Sep 6, 2023

Large Language Models in Molecular Biology

Posted by in categories: biotech/medical, internet, robotics/AI

Will we ever decipher the language of molecular biology? Here, I argue that we are just a few years away from having accurate in silico models of the primary biomolecular information highway — from DNA to gene expression to proteins — that rival experimental accuracy and can be used in medicine and pharmaceutical discovery.

Since I started my PhD in 1996, the computational biology community had embraced the mantra, “biology is becoming a computational science.” Our ultimate ambition has been to predict the activity of biomolecules within cells, and cells within our bodies, with precision and reproducibility akin to engineering disciplines. We have aimed to create computational models of biological systems, enabling accurate biomolecular experimentation in silico. The recent strides made in deep learning and particularly large language models (LLMs), in conjunction with affordable and large-scale data generation, are propelling this aspiration closer to reality.

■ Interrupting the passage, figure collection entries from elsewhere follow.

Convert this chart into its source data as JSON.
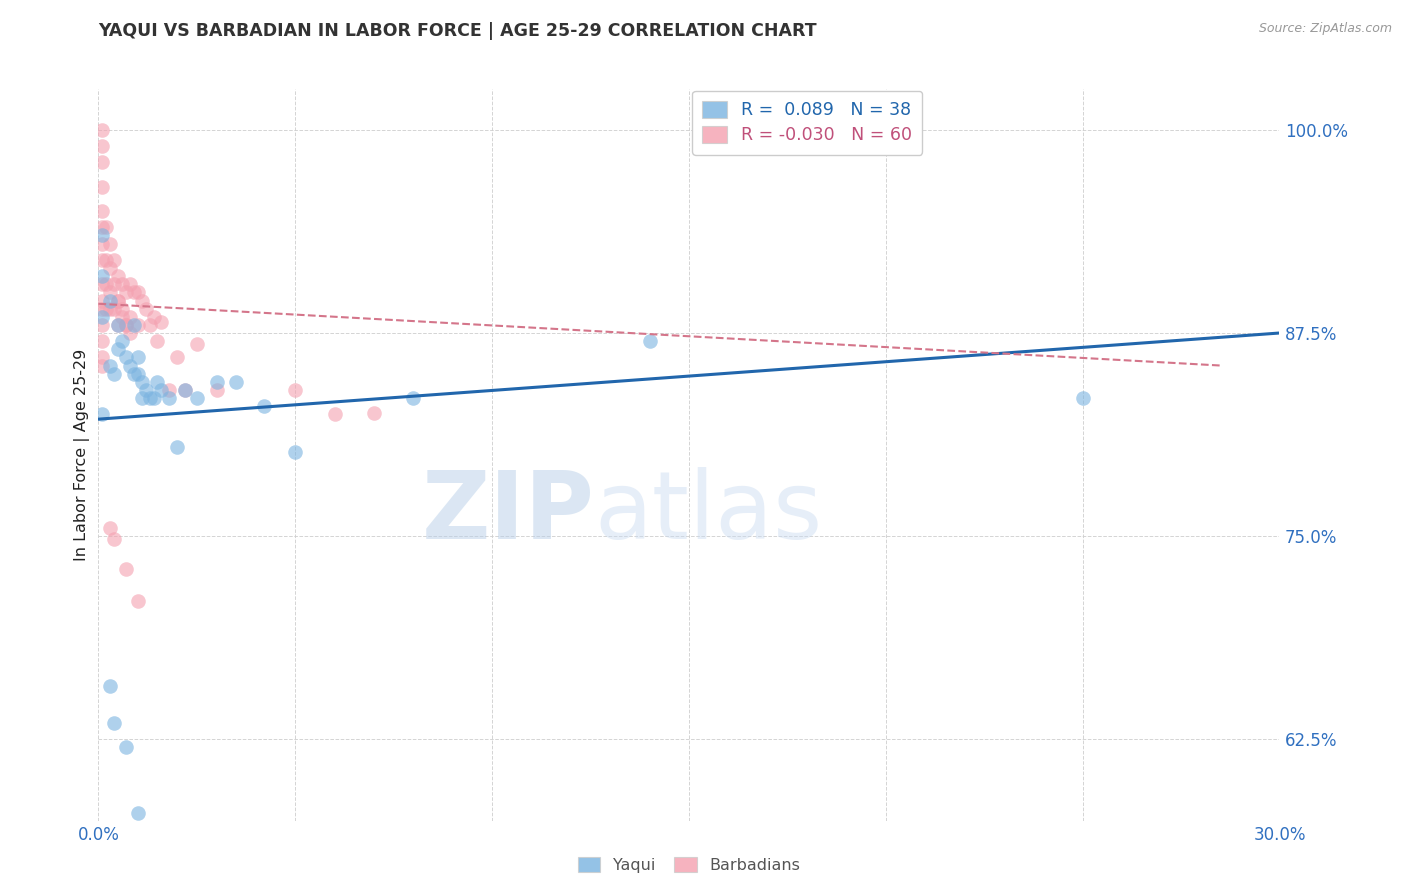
{
  "title": "YAQUI VS BARBADIAN IN LABOR FORCE | AGE 25-29 CORRELATION CHART",
  "source": "Source: ZipAtlas.com",
  "ylabel_label": "In Labor Force | Age 25-29",
  "xlim": [
    0.0,
    0.3
  ],
  "ylim": [
    0.575,
    1.025
  ],
  "xtick_positions": [
    0.0,
    0.05,
    0.1,
    0.15,
    0.2,
    0.25,
    0.3
  ],
  "xtick_labels": [
    "0.0%",
    "",
    "",
    "",
    "",
    "",
    "30.0%"
  ],
  "ytick_values": [
    0.625,
    0.75,
    0.875,
    1.0
  ],
  "ytick_labels": [
    "62.5%",
    "75.0%",
    "87.5%",
    "100.0%"
  ],
  "blue_R": " 0.089",
  "blue_N": "38",
  "pink_R": "-0.030",
  "pink_N": "60",
  "blue_color": "#7ab3e0",
  "pink_color": "#f4a0b0",
  "blue_line_color": "#2166ac",
  "pink_line_color": "#d4758a",
  "watermark_zip": "ZIP",
  "watermark_atlas": "atlas",
  "blue_trend_x0": 0.0,
  "blue_trend_x1": 0.3,
  "blue_trend_y0": 0.822,
  "blue_trend_y1": 0.875,
  "pink_trend_x0": 0.0,
  "pink_trend_x1": 0.285,
  "pink_trend_y0": 0.893,
  "pink_trend_y1": 0.855,
  "grid_color": "#d0d0d0",
  "bg_color": "#ffffff",
  "yaqui_x": [
    0.001,
    0.001,
    0.001,
    0.001,
    0.003,
    0.003,
    0.004,
    0.005,
    0.005,
    0.006,
    0.007,
    0.008,
    0.009,
    0.009,
    0.01,
    0.01,
    0.011,
    0.011,
    0.012,
    0.013,
    0.014,
    0.015,
    0.016,
    0.018,
    0.02,
    0.022,
    0.025,
    0.03,
    0.035,
    0.042,
    0.05,
    0.08,
    0.14,
    0.25,
    0.003,
    0.004,
    0.007,
    0.01
  ],
  "yaqui_y": [
    0.935,
    0.91,
    0.885,
    0.825,
    0.895,
    0.855,
    0.85,
    0.88,
    0.865,
    0.87,
    0.86,
    0.855,
    0.85,
    0.88,
    0.85,
    0.86,
    0.845,
    0.835,
    0.84,
    0.835,
    0.835,
    0.845,
    0.84,
    0.835,
    0.805,
    0.84,
    0.835,
    0.845,
    0.845,
    0.83,
    0.802,
    0.835,
    0.87,
    0.835,
    0.658,
    0.635,
    0.62,
    0.58
  ],
  "barbadian_x": [
    0.001,
    0.001,
    0.001,
    0.001,
    0.001,
    0.001,
    0.001,
    0.001,
    0.001,
    0.001,
    0.001,
    0.001,
    0.001,
    0.001,
    0.001,
    0.002,
    0.002,
    0.002,
    0.002,
    0.003,
    0.003,
    0.003,
    0.003,
    0.004,
    0.004,
    0.004,
    0.005,
    0.005,
    0.005,
    0.006,
    0.006,
    0.007,
    0.007,
    0.008,
    0.008,
    0.009,
    0.01,
    0.01,
    0.011,
    0.012,
    0.013,
    0.014,
    0.015,
    0.016,
    0.018,
    0.02,
    0.022,
    0.025,
    0.03,
    0.05,
    0.06,
    0.07,
    0.003,
    0.004,
    0.007,
    0.01,
    0.005,
    0.006,
    0.007,
    0.008
  ],
  "barbadian_y": [
    1.0,
    0.99,
    0.98,
    0.965,
    0.95,
    0.94,
    0.93,
    0.92,
    0.905,
    0.895,
    0.89,
    0.88,
    0.87,
    0.86,
    0.855,
    0.94,
    0.92,
    0.905,
    0.89,
    0.93,
    0.915,
    0.9,
    0.89,
    0.92,
    0.905,
    0.89,
    0.91,
    0.895,
    0.88,
    0.905,
    0.89,
    0.9,
    0.88,
    0.905,
    0.885,
    0.9,
    0.9,
    0.88,
    0.895,
    0.89,
    0.88,
    0.885,
    0.87,
    0.882,
    0.84,
    0.86,
    0.84,
    0.868,
    0.84,
    0.84,
    0.825,
    0.826,
    0.755,
    0.748,
    0.73,
    0.71,
    0.895,
    0.885,
    0.88,
    0.875
  ]
}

LLMs, already proven masters at modeling human language, have demonstrated extraordinary feats like passing the bar exam, writing code, crafting poetry in diverse styles, and arguably rendering the Turing test obsolete. However, their potential for modeling biomolecular systems may even surpass their proficiency in modeling human language. Human language mirrors human thought providing us with an inherent advantage, while molecular biology is intricate, messy, and counterintuitive. Biomolecular systems, despite their messy constitution, are robust and reproducible, comprising millions of components interacting in ways that have evolved over billions of years. The resulting systems are marvelously complex, beyond human comprehension. Biologists often resort to simplistic rules that work only 60% or 80% of the time, resulting in digestible but incomplete narratives. Our capacity to generate colossal biomolecular data currently outstrips our ability to understand the underlying systems.